Presenting the texts (live or recorded?)

·         The benefit of recordings is that the uniformity of text allows for increased reliability. However, these need to be presented in a room with good acoustics or a language lab so that the audio is equally clear in all part of the room.

·         Otherwise, live performances of the text can be used as long as one reliable, responsible, and trustworthy speaker, who has a good command of the language, is used for each test room.

 

Scoring the listening test

·         As previously mentioned, when scoring a listening test, deducting points for grammar or spelling is not appropriate. As long as the intended response is clearly understood, it should be marked as correct.

 

Reader Activities

1.      a. Choose an online video lecture that would be appropriate for a group of students with whom you are familiar. Play a five-minute stretch to yourself and take notes. On the basis of the notes, construct eight short-answer items. Ask colleagues to take the test and comment on it. Amend the test as necessary and administer it without the video (audio only) to half of the group of students you had in mind. Analyze the results.

 

Video: Green with Happiness: Meet the Green Lady of Brooklyn https://www.youtube.com/watch?v=pE5h2kk0NTI
Questions (number of questions has been adjusted from eight for a five-minute video to five for a three-minute video:

1.      Where did the Green Lady grow up?

2.      What did she want to be when she grew up?

3.      Why was she excited to visit her father in Florida?

4.      How long has she been wearing green?

5.      Why does she continue to wear green?

 

b. Administer the same test to the other half of the group, showing them the video as well as the audio. what differences do you notice between the performance of the two groups of students? Go through the test item by item with the students and ask for their comments. How far, and how well, is each item testing what you thought it would test?

 

Comments:

Many students were interested in the contents of the video and found that since the video was short (three minutes), it was easy to follow and look for answers to the questions. Some students felt that five questions were a lot for three minutes although I adjusted the number of questions from eight for a five-minute video to five for a three-minute video.

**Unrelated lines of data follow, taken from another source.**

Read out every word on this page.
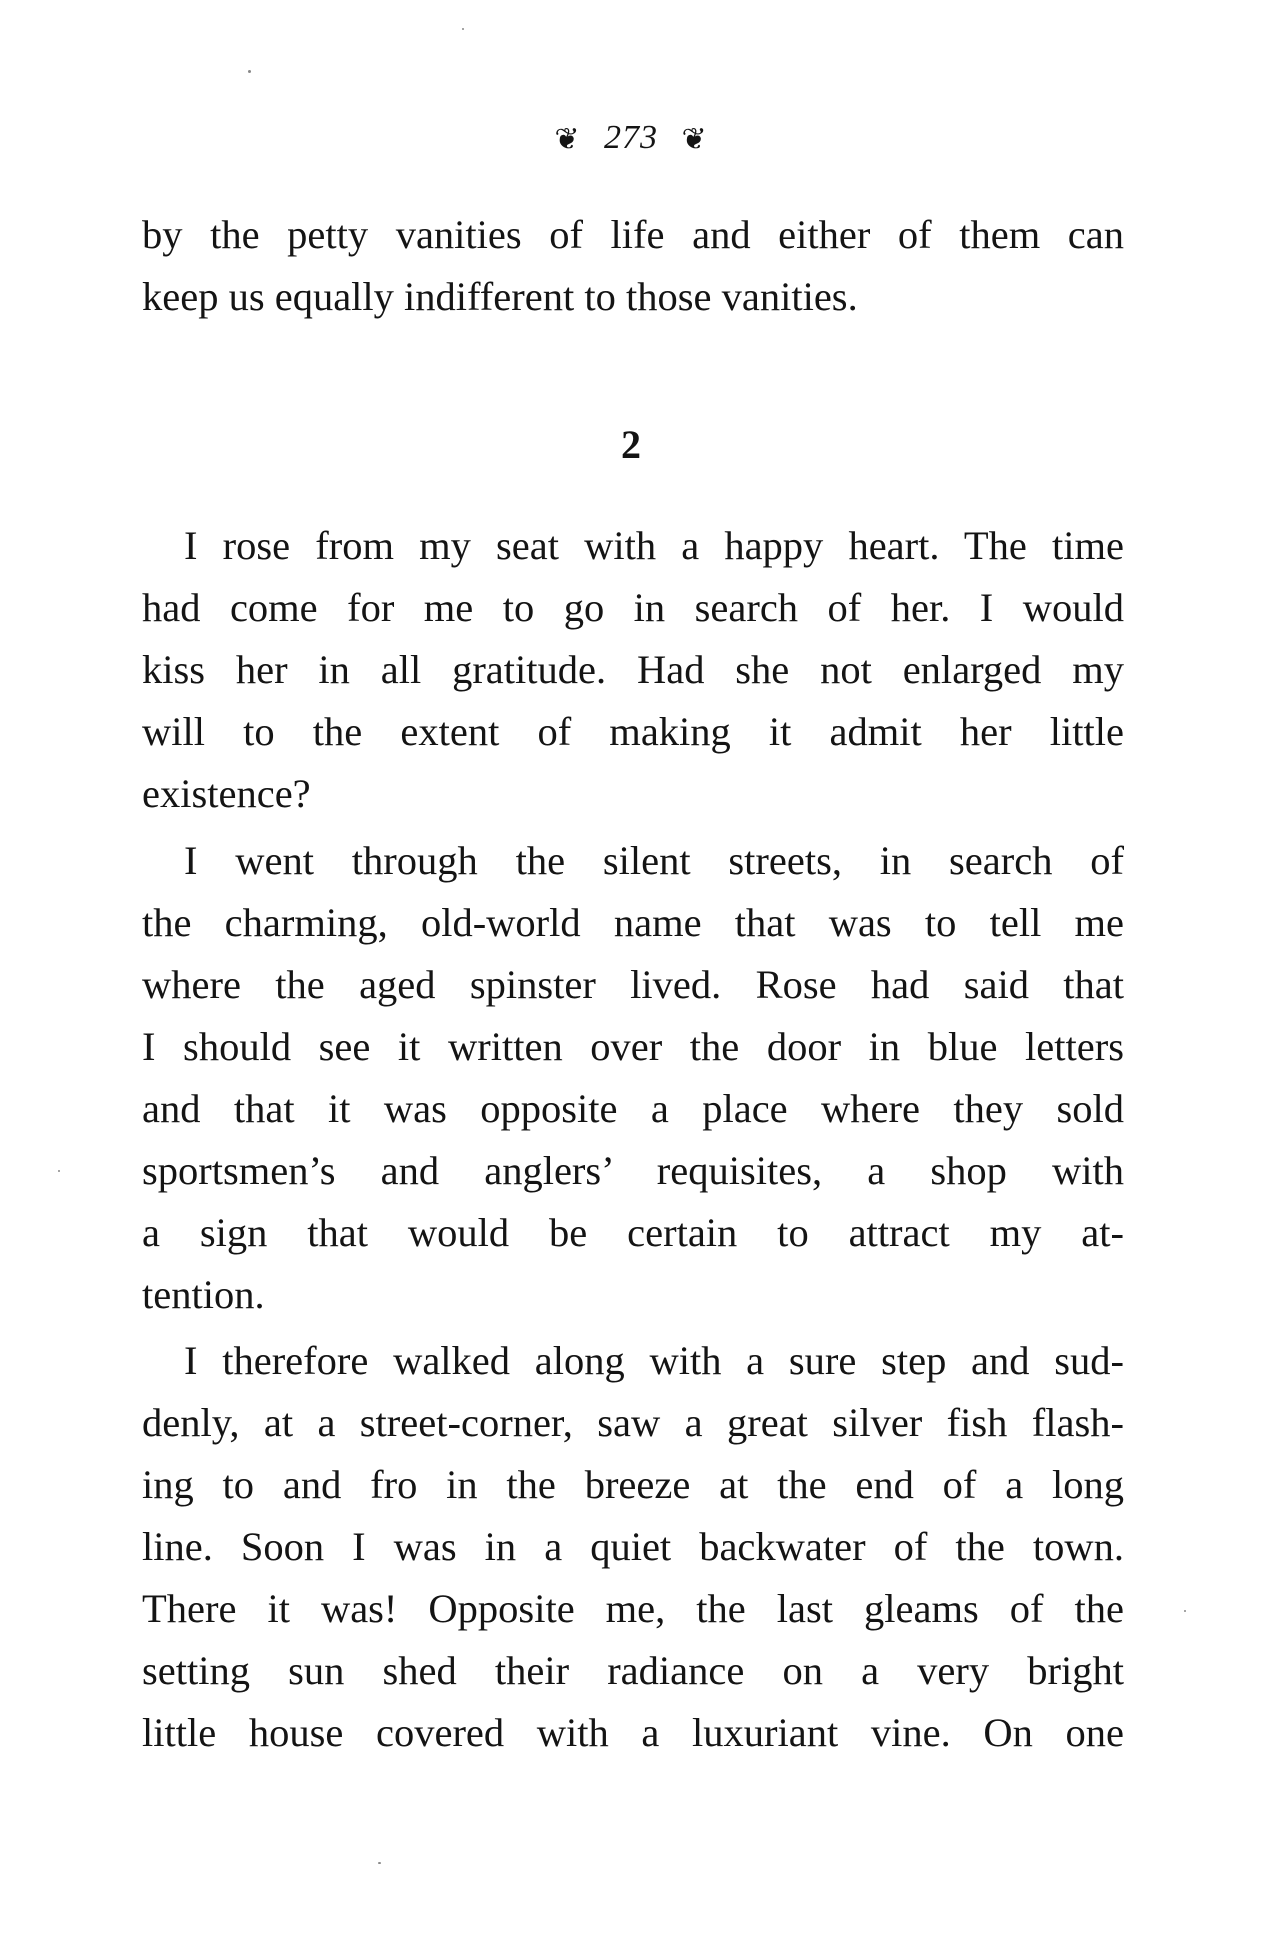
❦ 273 ❦
by the petty vanities of life and either of them can
keep us equally indifferent to those vanities.
2
I rose from my seat with a happy heart. The time
had come for me to go in search of her. I would
kiss her in all gratitude. Had she not enlarged my
will to the extent of making it admit her little
existence?
I went through the silent streets, in search of
the charming, old-world name that was to tell me
where the aged spinster lived. Rose had said that
I should see it written over the door in blue letters
and that it was opposite a place where they sold
sportsmen’s and anglers’ requisites, a shop with
a sign that would be certain to attract my at-
tention.
I therefore walked along with a sure step and sud-
denly, at a street-corner, saw a great silver fish flash-
ing to and fro in the breeze at the end of a long
line. Soon I was in a quiet backwater of the town.
There it was! Opposite me, the last gleams of the
setting sun shed their radiance on a very bright
little house covered with a luxuriant vine. On one
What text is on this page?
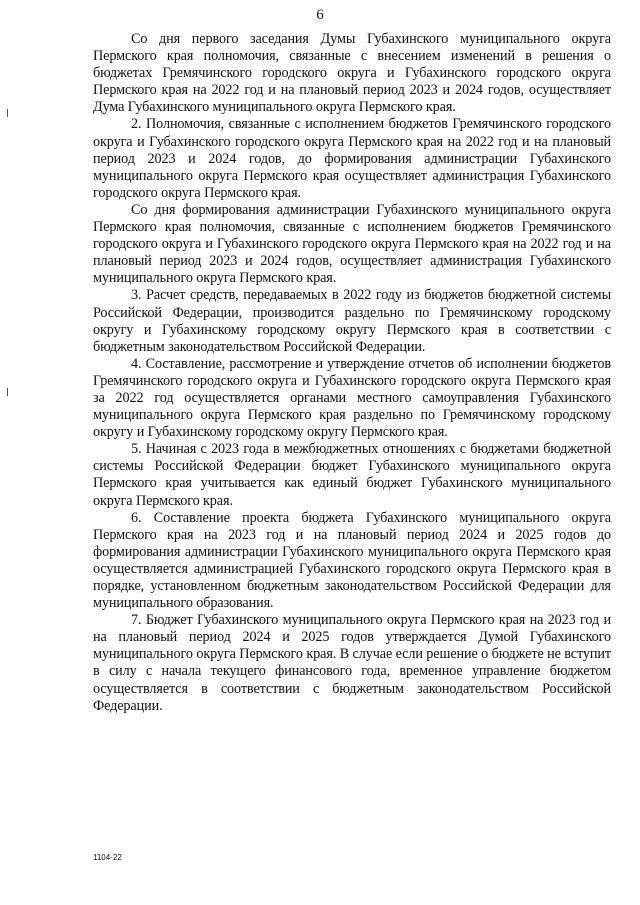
6

Со дня первого заседания Думы Губахинского муниципального округа Пермского края полномочия, связанные с внесением изменений в решения о бюджетах Гремячинского городского округа и Губахинского городского округа Пермского края на 2022 год и на плановый период 2023 и 2024 годов, осуществляет Дума Губахинского муниципального округа Пермского края.

2. Полномочия, связанные с исполнением бюджетов Гремячинского городского округа и Губахинского городского округа Пермского края на 2022 год и на плановый период 2023 и 2024 годов, до формирования администрации Губахинского муниципального округа Пермского края осуществляет администрация Губахинского городского округа Пермского края.

Со дня формирования администрации Губахинского муниципального округа Пермского края полномочия, связанные с исполнением бюджетов Гремячинского городского округа и Губахинского городского округа Пермского края на 2022 год и на плановый период 2023 и 2024 годов, осуществляет администрация Губахинского муниципального округа Пермского края.

3. Расчет средств, передаваемых в 2022 году из бюджетов бюджетной системы Российской Федерации, производится раздельно по Гремячинскому городскому округу и Губахинскому городскому округу Пермского края в соответствии с бюджетным законодательством Российской Федерации.

4. Составление, рассмотрение и утверждение отчетов об исполнении бюджетов Гремячинского городского округа и Губахинского городского округа Пермского края за 2022 год осуществляется органами местного самоуправления Губахинского муниципального округа Пермского края раздельно по Гремячинскому городскому округу и Губахинскому городскому округу Пермского края.

5. Начиная с 2023 года в межбюджетных отношениях с бюджетами бюджетной системы Российской Федерации бюджет Губахинского муниципального округа Пермского края учитывается как единый бюджет Губахинского муниципального округа Пермского края.

6. Составление проекта бюджета Губахинского муниципального округа Пермского края на 2023 год и на плановый период 2024 и 2025 годов до формирования администрации Губахинского муниципального округа Пермского края осуществляется администрацией Губахинского городского округа Пермского края в порядке, установленном бюджетным законодательством Российской Федерации для муниципального образования.

7. Бюджет Губахинского муниципального округа Пермского края на 2023 год и на плановый период 2024 и 2025 годов утверждается Думой Губахинского муниципального округа Пермского края. В случае если решение о бюджете не вступит в силу с начала текущего финансового года, временное управление бюджетом осуществляется в соответствии с бюджетным законодательством Российской Федерации.

1104-22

Students were able to do well with specific questions such “Where”, “What”, and “How long”, but had a harder time answering deeper questions starting with “Why”.

 

2.      Design short items that attempt to discover whether candidates can recognize: sarcasm, surprise, boredom, elation. Try these on colleagues and students.

 

1.      You’re incredible!

2.      I had no idea.

3.      Wow!

 

Comments:

This was fun for students to try out. Sarcasm and boredom have similar tones at times, so it was a bit difficult for some students to distinguish between the two.

 

3.      Design a test that requires candidates to draw (or complete) simple pictures. Decide exactly what the test is measuring. Think what other things could be measured using this or similar techniques. Administer the test and see if the students agree with you about what is being measured.

 

Draw the face as described.

1.      He has curly hair.

2.      He has a beard.

3.      He is angry.

          

(From left to right: original unfinished drawing and two complete drawings from students.)

 

Comments:

Scoring a test by drawing alone would be very difficult and unreliable as it would vary depending on drawing ability. Thus, I think it would be necessary to include an “image bank” of options to draw in order to complete the test. This kind of test would be able to measure informational operations, but also interactional operations by including tasks such as “He said, “What are you doing?” and asking the participants to draw the facial expression that best reflected the tone of the question or statement.

 

Discussion Questions

1.      Sarcasm was mentioned multiple times in this text as a difficult form of speech to understand. What makes sarcasm so difficult to understand?

Sarcasm (皮肉)を含んだ文章が、非常に分かりにくいという傾向がありました。なぜ非常に分かりにくいのでしょうか。理由を答えてください。

 

 

2.      Have you encountered sarcasm (in conversation or through listening materials such as television or movies)? How did you react?

皮肉に遭遇したことがありますか(会話の中で、あるいはテレビや映画などのリスニング教材を通して)。どのように反応しましたか。